Migration
Rampant child smuggling
Thembi Nyathi’s family was happy when the mother left for the rich neighbouring country of South Africa, because she had found work there and could send money home. She promised to fetch her little daughter to be with her, but it took three years for this to happen.
Finally, four-year-old Thembi left Bulawayo, Zimbabwe’s second largest city, heading for South Africa to be reunited with her mother. She travelled in the company of several other minors. This reporter disguised as an illegal cross-border traveller and closely followed the underage migrants.
The transporter little Thembi travelled with lined up exactly 45 children ranging from the ages of two to nine years old, all of whom were bound for South Africa. None of the minors had travelling documents.
The smugglers claim that they record the details of all children they bring from Zimbabwe to South Africa. The parents pay at least 800 Rands ($ 55) per child for the journey. But bribes for patrolling cops and immigration officials from both countries on the highway make the costs shoot up.
Often, the boys and girls do not reach their destination. “Thembi was never delivered to her mother in South Africa,” Melisa Ngulube, Thembi’s aunt, recounts back in Bulawayo almost two months later. “She was driven back here by the transporter that had taken her to South Africa, because the money her mother had paid for her delivery was inadequate. The driver demanded 800 Rands more, claiming that the money that had earlier been paid got finished as he bribed cops and immigration officials during the journey.” Since the mother couldn’t pay, four-year-old Thembi was returned to her aunt.
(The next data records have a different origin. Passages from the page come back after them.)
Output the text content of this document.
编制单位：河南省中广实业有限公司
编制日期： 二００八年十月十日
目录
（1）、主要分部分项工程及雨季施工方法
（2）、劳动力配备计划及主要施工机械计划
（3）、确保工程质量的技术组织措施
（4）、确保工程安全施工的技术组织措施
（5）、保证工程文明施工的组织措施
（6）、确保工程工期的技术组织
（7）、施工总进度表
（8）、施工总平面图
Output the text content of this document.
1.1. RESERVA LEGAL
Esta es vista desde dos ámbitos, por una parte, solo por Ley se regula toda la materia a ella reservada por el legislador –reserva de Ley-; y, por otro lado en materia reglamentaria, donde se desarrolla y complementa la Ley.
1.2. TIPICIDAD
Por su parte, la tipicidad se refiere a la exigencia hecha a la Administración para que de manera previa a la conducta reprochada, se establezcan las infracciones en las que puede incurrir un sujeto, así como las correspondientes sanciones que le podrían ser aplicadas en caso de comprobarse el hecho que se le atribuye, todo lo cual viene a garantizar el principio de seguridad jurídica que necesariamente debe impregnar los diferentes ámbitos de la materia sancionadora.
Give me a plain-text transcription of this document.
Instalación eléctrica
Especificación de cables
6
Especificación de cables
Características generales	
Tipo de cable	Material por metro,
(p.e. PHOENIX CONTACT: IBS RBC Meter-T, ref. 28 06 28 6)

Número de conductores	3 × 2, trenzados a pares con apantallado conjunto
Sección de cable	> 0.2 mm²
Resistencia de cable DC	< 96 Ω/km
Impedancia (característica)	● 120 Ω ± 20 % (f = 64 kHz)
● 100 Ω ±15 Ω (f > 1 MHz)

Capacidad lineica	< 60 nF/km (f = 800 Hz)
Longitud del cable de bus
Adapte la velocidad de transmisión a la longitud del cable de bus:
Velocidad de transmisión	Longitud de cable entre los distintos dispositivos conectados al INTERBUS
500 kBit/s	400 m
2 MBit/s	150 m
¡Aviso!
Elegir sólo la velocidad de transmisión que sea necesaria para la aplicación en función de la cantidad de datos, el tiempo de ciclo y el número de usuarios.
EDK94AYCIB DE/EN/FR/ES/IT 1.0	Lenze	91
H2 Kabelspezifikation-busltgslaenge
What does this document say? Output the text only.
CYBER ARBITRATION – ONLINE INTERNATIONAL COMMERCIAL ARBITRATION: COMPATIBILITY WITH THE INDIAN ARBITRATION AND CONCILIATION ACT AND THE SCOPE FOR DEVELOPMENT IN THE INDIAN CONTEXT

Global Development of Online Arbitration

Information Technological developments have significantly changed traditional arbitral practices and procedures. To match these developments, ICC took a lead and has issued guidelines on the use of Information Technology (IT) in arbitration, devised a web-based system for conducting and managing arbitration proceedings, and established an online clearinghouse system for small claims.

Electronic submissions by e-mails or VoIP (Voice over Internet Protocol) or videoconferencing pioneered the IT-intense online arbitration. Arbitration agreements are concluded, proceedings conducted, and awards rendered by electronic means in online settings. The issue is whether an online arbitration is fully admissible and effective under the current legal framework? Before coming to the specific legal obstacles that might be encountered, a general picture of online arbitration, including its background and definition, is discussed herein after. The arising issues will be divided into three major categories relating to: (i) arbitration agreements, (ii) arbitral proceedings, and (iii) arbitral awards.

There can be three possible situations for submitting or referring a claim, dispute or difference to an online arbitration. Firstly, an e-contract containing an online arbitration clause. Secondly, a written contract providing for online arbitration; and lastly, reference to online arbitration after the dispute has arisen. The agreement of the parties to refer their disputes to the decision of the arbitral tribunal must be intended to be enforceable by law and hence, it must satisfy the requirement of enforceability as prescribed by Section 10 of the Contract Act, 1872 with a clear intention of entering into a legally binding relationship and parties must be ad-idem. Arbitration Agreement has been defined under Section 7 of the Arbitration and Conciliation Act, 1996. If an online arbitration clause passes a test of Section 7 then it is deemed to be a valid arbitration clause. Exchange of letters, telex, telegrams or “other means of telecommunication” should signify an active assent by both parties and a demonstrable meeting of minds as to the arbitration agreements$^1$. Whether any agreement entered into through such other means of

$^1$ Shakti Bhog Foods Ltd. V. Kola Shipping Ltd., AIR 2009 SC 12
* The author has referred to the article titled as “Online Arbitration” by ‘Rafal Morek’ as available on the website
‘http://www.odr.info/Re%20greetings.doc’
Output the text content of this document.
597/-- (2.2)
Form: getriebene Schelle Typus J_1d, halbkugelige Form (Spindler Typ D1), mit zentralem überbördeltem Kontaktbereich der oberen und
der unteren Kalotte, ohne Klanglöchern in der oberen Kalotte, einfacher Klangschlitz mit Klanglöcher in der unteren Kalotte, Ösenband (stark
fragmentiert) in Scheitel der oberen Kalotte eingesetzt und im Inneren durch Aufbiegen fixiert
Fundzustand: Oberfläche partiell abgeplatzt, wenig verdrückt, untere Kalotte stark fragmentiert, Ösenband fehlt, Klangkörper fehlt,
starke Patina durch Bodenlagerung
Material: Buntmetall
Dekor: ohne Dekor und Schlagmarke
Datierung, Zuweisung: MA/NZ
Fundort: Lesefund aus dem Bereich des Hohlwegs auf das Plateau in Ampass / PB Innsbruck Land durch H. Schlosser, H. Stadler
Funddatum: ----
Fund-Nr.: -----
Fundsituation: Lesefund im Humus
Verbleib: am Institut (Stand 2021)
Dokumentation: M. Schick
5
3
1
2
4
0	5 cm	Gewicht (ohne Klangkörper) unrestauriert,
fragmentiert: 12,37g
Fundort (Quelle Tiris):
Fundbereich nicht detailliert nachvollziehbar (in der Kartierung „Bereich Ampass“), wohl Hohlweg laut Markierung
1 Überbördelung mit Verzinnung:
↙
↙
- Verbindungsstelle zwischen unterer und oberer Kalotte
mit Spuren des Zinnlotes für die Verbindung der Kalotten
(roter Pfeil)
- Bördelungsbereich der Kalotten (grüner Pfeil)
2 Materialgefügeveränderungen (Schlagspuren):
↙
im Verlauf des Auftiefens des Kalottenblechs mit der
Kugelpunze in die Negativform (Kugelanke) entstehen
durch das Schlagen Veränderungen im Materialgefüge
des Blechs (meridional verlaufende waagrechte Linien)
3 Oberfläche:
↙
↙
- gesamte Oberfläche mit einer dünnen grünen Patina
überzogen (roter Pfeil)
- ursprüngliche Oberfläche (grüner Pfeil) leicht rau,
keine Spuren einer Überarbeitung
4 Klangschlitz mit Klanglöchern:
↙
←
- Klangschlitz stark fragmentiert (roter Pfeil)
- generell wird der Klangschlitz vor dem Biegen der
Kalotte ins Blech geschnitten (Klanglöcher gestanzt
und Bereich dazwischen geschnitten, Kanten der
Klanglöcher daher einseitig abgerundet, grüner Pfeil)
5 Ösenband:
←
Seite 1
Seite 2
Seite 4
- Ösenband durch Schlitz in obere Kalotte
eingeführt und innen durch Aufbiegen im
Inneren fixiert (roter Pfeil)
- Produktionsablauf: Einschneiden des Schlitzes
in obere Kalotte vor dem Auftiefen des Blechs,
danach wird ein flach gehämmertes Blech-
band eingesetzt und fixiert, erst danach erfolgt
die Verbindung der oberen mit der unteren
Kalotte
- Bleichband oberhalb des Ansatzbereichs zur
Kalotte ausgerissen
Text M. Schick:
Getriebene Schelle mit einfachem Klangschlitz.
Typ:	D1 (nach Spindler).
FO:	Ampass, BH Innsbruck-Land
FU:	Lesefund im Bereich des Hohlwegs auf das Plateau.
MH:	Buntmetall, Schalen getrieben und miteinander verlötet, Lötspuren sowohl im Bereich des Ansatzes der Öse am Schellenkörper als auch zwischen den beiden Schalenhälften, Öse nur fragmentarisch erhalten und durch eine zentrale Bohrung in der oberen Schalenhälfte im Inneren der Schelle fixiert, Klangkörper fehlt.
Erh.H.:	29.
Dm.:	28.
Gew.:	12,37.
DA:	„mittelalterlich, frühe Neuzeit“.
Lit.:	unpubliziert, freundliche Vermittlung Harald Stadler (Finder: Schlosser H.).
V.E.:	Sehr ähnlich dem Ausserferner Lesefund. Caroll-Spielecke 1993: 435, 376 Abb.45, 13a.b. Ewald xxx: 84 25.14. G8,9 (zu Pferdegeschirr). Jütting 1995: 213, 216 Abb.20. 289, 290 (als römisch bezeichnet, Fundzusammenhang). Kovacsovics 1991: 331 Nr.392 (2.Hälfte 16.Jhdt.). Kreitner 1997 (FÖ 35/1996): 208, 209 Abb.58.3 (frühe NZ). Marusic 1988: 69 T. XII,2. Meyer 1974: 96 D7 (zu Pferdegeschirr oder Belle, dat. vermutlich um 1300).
This year alone, a total of 150 children were intercepted while being smuggled, according to the Zimbabwe-South Africa Cross-Border Coordination Committee for Unaccompanied and Separated Migrant Children.
For Zimbabwe’s government, dealing with child smuggling has become a herculean task. “Every day we arrest a number of cross-border transport operators implicated in the illegal movement of children,” says Francis Phiri, a police officer.
Jeffrey Moyo is a journalist and lives in Harare, Zimbabwe.